Andradas com Vigário. Mas talvez Rua da Praia com a Rua do Bandeira. Ele costuma dizer que gosta de ler sobre a história da cidade. E também era muito afeito à geografia do lugar. Como outros diziam de seus torrões natais, era a aldeia dele. A pequena metrópole. Um pouquinho cosmopolita, um tanto provinciana.
Dali ele teve que subir a Vigário até a Duque, a acrópole da cidade, a antiga Rua da Igreja. Em um de nossos papos ele falou que estudou no Ernesto Dornelles, e pôde palmilhar a Duque de Caxias de leste a oeste, e vice-versa, muitas vezes. E que a rua lhe parecia uma coxilha com suas subidas e descidas. A Duque onde se pode chegar, ou de onde se pode partir, por tantas transversais.
E também por escadas. A escada que ele mais percorreu foi a da 24 de Maio, antigo Beco da Fonte, que desce para a André da Rocha, antigo Beco do Oitavo. E a que ele menos percorreu foi a escada que liga a João Manoel, antiga Rua Clara, à Fernando Machado, a bem famosa ex-Rua do Arvoredo.

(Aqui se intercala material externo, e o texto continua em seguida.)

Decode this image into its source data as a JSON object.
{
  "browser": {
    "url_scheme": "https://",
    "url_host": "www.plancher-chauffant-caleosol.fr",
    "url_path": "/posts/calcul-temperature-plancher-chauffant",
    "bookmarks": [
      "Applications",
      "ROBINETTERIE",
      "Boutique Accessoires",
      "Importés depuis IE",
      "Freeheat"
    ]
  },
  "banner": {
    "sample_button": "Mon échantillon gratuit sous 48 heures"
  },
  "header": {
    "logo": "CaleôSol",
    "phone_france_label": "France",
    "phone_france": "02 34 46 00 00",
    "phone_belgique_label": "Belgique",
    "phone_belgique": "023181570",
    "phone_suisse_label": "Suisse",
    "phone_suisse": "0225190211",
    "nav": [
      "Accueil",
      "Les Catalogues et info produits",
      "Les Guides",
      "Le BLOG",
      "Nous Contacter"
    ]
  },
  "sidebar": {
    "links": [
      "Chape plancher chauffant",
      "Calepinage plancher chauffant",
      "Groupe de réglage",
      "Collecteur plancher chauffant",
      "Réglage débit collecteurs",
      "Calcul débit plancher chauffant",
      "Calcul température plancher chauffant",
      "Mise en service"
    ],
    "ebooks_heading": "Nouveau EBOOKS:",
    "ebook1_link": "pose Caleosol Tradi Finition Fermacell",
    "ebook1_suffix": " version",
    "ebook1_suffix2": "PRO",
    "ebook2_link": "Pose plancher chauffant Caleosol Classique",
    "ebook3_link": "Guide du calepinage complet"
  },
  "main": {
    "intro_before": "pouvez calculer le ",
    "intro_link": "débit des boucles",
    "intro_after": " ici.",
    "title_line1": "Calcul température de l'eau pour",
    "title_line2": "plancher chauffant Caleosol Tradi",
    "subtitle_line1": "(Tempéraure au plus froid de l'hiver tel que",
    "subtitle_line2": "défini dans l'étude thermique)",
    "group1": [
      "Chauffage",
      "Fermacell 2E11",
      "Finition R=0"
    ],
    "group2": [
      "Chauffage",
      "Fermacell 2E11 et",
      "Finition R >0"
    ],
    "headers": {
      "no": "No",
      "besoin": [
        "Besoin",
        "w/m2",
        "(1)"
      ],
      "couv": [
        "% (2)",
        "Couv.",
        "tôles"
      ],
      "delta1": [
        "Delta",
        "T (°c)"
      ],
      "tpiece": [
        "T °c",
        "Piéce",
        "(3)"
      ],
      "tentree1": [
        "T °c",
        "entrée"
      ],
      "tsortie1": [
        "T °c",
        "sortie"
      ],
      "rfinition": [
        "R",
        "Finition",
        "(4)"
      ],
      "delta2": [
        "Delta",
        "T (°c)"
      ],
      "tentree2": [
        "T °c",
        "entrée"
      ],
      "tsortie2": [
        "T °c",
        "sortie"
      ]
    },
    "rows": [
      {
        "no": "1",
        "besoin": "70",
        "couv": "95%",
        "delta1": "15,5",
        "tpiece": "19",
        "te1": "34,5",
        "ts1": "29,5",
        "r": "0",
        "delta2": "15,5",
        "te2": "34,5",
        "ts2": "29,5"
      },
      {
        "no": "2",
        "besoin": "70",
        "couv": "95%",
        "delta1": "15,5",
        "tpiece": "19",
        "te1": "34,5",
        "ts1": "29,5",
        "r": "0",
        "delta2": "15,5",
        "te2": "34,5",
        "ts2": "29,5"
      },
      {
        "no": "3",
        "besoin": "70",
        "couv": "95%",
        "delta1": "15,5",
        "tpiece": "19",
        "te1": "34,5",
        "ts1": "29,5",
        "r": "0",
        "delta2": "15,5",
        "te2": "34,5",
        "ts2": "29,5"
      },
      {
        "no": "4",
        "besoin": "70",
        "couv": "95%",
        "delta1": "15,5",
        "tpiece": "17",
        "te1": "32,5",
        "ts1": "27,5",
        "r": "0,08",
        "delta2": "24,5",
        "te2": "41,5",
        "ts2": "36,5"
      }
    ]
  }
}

Comoveu-se. Disse que passou a concordar com a expressão que diz que “velho chora por qualquer coisa”. Disse isso interrompendo o movimento que fazia, de levar o copo de chope à boca. Me pareceu que seus olhos marejaram.
Estávamos ali, eu, ele e mais alguns reunidos em um boteco na mais famosa escadaria da Duque de Caxias. Também aquela do mais antigo viaduto da cidade – inclusive aquele que a cada dez anos precisa de uma nova reforma –, a calçada e escadaria do Viaduto Otávio Rocha. O boteco que nos aprazia e ao qual retornávamos se chama, coincidentemente ou não, Armazém Porto Alegre.